Cronaca

Cercarono di uccidere un pentito, condannati sei complici del boss

Il gup riconosce il metodo mafioso: pene fino a nove anni per l’agguato di Urago Mella
Pierpaolo Prati

Pierpaolo Prati

Giornalista

Le indagini sul tentato omicidio ad opera della Dia di Brescia
Le indagini sul tentato omicidio ad opera della Dia di Brescia

Condanne pesantissime. Più pesanti anche di quelle chieste per loro dal sostituto procuratore Francesco Carlo Milanesi. Sono quelle che il giudice dell’udienza preliminare Andrea Guerrerio ha inflitto ai presunti complici di Vincenzo Sarno, finiti sotto inchiesta per l’omicidio tentato nel gennaio del 2022 ad Urago Mella, ma impedito dalla diffidenza della vittima, ai danni dell’ex pentito Domenico Amato.
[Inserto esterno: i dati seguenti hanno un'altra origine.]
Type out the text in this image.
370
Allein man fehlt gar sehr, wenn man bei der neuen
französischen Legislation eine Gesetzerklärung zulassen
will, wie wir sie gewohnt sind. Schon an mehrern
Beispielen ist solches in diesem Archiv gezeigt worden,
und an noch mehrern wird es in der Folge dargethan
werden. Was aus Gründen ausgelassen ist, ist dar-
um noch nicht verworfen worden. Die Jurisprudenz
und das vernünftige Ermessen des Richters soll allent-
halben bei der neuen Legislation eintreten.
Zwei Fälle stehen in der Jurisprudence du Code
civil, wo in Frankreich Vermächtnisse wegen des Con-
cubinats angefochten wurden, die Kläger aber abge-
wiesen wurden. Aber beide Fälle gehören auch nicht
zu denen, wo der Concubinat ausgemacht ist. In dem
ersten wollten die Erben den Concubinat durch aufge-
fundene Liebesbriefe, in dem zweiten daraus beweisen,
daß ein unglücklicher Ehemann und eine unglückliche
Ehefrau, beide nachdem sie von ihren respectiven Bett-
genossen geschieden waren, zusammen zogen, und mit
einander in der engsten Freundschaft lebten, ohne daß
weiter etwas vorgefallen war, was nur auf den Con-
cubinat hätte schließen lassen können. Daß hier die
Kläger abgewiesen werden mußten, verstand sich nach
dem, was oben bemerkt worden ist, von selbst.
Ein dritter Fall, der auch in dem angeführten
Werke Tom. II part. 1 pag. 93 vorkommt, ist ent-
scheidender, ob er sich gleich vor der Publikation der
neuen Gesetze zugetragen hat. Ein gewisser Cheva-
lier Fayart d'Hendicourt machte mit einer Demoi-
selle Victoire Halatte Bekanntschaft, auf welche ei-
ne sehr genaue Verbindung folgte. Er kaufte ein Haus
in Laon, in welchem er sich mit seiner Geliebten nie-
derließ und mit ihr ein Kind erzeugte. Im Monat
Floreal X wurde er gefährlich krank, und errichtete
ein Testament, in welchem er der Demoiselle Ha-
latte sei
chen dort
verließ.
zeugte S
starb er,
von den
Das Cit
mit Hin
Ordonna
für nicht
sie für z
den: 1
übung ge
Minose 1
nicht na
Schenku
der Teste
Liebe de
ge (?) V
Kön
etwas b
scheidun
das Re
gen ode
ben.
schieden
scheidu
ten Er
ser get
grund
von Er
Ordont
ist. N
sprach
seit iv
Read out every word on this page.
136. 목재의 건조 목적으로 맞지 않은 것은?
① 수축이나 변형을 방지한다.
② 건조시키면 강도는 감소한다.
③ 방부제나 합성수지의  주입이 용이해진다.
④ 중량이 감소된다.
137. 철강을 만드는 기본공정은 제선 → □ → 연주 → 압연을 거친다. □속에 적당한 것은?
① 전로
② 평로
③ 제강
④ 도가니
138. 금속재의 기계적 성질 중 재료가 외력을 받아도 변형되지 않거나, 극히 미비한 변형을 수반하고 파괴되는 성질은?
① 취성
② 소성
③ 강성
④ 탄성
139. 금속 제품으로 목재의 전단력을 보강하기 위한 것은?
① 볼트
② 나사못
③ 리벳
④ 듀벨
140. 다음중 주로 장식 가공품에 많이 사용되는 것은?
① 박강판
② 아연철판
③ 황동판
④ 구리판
Al termine del processo abbreviato, per reati che a vario titolo vanno proprio dal tentato omicidio al porto abusivo di arma da fuoco, tutti aggravati dal metodo mafioso, sono stati condannati a 8 anni, 11 mesi e 10 giorni Giuseppe Parlo e Giovanni Faticato, a 8 anni e 10 mesi Salvatore Sarno, a 6 anni, 9 mesi e 10 giorni Anna Cira Sarno e a 4 anni e 8 mesi Ciro Borriello. Cinque anni, 2 mesi e 20 giorni sono stati invece inflitti a Alessando Dell’Anna, l’unico nei confronti del quale non è stata riconosciuta l’aggravante mafiosa.

Il commando e i suoi ruoli

Secondo la ricostruzione degli inquirenti della Dia bresciana, che si occuparono delle indagini, se ad ordinare l’esecuzione sarebbe stato Vincenzo Sarno, il boss di Ponticelli che ha scelto di essere processato a dibattimento, Salvatore Sarno avrebbe procurato le armi per eseguirlo, Anna Cira Salerno l’avrebbe custodite, mentre Ciro Borriello, che avrebbe avuto un ruolo decisivo nell’indicare nel boss napoletano il mandante del blitz ad Urago Mella, Giuseppe Parlo e Giovanni Faticato, dopo un paio di sopralluoghi necessari per stabilire tempi e modi dell’agguato che avrebbe dovuto essere mortale, avrebbero dovuto dedicarsi alla fase esecutiva vera e propria.

Il blitz

Per cercare di stanare Domenico Amato, che viveva a Brescia da qualche tempo dopo aver goduto di un programma di protezione testimoni, il commando che per gli inquirenti Vincenzo Sarno aveva organizzato decise di dar fuoco alla Bmw X3 in uso alla sua compagna. Lo fece sperando di attirare in strada il bersaglio, che invece fiutò puzza di bruciato, anche in senso lato e rimase al riparo. Alla vista delle fiamme Amato non corse in strada nel tentativo di spegnere il rogo e di salvare il salvabile, ma si rintanò nella pizzeria sotto casa. Al suo posto, con gli estintori in mano, dal ristorante uscirono il pizzaiolo ed un cameriere. Chi era pronto a sparare, se ne andò da Urago Mella con il colpo in canna, ma inseguito dalle indagini che nel febbraio dello scorso anno si sono tradotte negli arresti di Vincenzo Sarno e di altre sei persone.

Il boss

Dopo la condanna dei suoi presunti complici toccherà proprio al boss di Ponticelli tornare in aula. Lo farà il 19 novembre prossimo. Lo scorso 26 aprile i giudici hanno raccolto alcune sue dichiarazioni spontanee. «Conoscevo Amato da più di 20 anni - ha detto in videoconferenza dal carcere di Siracusa - ci sentivamo sia prima che dopo che gli hanno bruciato la macchina. Qualcuno gli aveva detto che ero stato io. Lui mi aveva inviato un video di minacce. Quando ha scoperto che non c’era nulla di vero è andato a scusarsi dai miei famigliari».